The other man who is said to be talking to McDonald on the tapes is Denvalyn “Bubbla” Minott who is currently serving a 19-year-and-10-month prison sentence for his role as the contractor in the July 20, 2020 murder of Tonia McDonald.
Minott had confessed and agreed to turn prosecution witness against McDonald. His claim is that he was hired by McDonald for the sum of $3 million to kill Tonia. He also claimed that he subcontracted the hit on Tonia to Oscar Barnes, who is also being tried alongside McDonald.
Previously, during his testimony in the trial, Minott told the seven-member jury and presiding judge, Chester Stamp, that after Tonia’s murder he had difficulties getting the $3 million that, he said, was promised to him and claimed that Barnes was pressuring him for the money. He claimed, too, that not having any luck, he secretly recorded the phone conversations between himself and McDonald and saved the files under the name Vybz Kartel so if anyone found it, they would assume it was music.
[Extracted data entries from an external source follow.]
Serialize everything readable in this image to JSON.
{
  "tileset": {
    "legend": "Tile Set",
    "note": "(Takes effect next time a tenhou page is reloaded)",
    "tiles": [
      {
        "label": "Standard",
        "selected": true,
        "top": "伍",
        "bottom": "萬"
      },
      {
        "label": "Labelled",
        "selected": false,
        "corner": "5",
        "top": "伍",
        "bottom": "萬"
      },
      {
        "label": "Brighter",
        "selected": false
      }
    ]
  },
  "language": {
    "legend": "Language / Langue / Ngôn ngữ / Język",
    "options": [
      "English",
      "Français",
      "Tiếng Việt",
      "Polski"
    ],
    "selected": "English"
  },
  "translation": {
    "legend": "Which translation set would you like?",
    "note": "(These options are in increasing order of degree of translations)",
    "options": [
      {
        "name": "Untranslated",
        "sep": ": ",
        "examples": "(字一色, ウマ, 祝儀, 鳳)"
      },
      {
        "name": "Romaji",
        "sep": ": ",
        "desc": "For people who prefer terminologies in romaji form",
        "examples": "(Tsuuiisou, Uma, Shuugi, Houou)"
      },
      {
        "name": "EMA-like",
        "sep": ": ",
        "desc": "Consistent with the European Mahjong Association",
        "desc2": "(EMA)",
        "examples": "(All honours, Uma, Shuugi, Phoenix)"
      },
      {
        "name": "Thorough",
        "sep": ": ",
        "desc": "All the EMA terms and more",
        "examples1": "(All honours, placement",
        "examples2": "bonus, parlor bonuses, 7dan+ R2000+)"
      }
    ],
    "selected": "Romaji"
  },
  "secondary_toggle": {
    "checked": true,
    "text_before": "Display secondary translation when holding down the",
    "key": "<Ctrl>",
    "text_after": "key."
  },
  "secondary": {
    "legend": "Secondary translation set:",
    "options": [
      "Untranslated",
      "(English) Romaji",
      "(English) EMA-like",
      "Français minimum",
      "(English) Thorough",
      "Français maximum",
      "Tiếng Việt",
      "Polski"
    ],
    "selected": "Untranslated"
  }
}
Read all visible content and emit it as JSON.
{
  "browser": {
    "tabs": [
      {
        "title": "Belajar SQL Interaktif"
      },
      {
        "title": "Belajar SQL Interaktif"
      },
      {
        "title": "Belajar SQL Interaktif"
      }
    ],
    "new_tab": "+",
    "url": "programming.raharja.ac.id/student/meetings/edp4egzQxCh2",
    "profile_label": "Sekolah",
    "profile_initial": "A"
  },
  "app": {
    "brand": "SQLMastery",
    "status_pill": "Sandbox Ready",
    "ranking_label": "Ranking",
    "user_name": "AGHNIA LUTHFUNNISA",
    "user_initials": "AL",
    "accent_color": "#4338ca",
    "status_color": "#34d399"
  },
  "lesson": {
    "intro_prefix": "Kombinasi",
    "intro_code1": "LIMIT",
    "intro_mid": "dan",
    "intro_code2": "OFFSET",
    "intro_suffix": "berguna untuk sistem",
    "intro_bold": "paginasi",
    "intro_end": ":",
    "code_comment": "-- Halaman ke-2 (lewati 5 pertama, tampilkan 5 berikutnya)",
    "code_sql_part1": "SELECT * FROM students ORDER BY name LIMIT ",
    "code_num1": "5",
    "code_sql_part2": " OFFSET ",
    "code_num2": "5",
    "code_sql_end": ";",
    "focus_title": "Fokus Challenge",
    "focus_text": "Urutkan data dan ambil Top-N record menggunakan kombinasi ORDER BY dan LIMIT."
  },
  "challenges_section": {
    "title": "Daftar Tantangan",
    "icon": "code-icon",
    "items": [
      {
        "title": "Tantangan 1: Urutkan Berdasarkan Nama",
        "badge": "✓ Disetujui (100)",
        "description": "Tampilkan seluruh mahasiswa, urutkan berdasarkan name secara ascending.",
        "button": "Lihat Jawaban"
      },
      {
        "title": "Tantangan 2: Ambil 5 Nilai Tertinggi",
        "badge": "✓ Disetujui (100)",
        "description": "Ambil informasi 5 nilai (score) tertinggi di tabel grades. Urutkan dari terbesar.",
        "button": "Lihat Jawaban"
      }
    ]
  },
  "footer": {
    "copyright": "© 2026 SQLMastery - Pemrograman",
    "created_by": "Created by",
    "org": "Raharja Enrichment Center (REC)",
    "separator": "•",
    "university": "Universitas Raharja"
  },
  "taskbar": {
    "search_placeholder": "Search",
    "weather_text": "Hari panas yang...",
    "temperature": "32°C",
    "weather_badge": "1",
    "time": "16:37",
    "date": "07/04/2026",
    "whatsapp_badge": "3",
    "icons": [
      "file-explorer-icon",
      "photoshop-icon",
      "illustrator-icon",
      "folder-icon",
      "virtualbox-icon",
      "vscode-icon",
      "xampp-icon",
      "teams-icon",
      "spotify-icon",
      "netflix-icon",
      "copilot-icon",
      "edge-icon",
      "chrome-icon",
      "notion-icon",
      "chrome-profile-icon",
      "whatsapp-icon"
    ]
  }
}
In the Home Circuit Court in Kingston on Monday, the lead investigator in the case, a detective sergeant assigned to the Major Investigations Division of the Jamaica Constabulary Force, faced intense grilling from defence attorney John Jacobs during a cross-examination. Jacobs suggested to the detective that the phone with the recordings came into being after the trial started, because it never existed before.
Jacobs asked the detective to confirm if he had submitted three statements in the case and that one of them included details about the cellular cops took from Minott in August 2020.
“Two of the statements were prepared before the trial started. The other one was prepared since the trial started. In the two statements before I made no mention of a Samsung A31 cellular phone or an SD card. I used my notebook to assist me with the first two statements and the third. To leave out the information about the phone was intentionally done,” the policeman said.
“The information was important to the case. All information is important, Sir, but if we are to put in all information, we would never finish that statement,” the detective sergeant said.
Jacobs told the policeman that the phone did not exist before the trial and tried to ascertain from the cop whether the investigation of the phone began when the trial started.
“That is not true, Sir,” the policeman responded. “The investigation of the phone had started. I collected the compact disc from CFCD [Communication Forensic and Cyber Crime Division] after the trial started.”
The attorney quizzed the policeman about the description he had given of the phone and pressed him on whether three other people at his office had access to the device or even used it.
Jacobs also asked the cop if he had told Minott what to say in his testimony in court and pressed to know whether he had assisted Minott to the court to give his evidence.
“Last week you described the phone as being a black and blue phone, a detective constable gave evidence and described the phone as a blue phone,” Jacobs said.
The detective sergeant responded saying, “The back of the phone is blue and the screen is black. All phones, once left idle, it is black. In my statement I described the phone as blue before Mr Minott gave evidence. I am not trying to merge the colour evidence already given about this phone. I do not agree that other officers interacted with the phone. The detective corporal did not use the phone.”
Jacobs asked the cop whether there was a particular policeman who interacted with the phone who was not called as a witness in the case and whether the three cops who gave statements about the phone did so after the trial started.
The detective sergeant confirmed that the statements about the phone were given after the trial started.
“I did not tell them what to write in their statements. I briefed them as it relates to chain of custody, as it relates to CFCD,” he said.
However, Jacobs insisted that the statements about the phone only came after the trial started because there was no such phone before the trial started.
“That is not true, Sir. The phone existed,” the detective sergeant responded.
The trial continues today, after which it will break until January 9.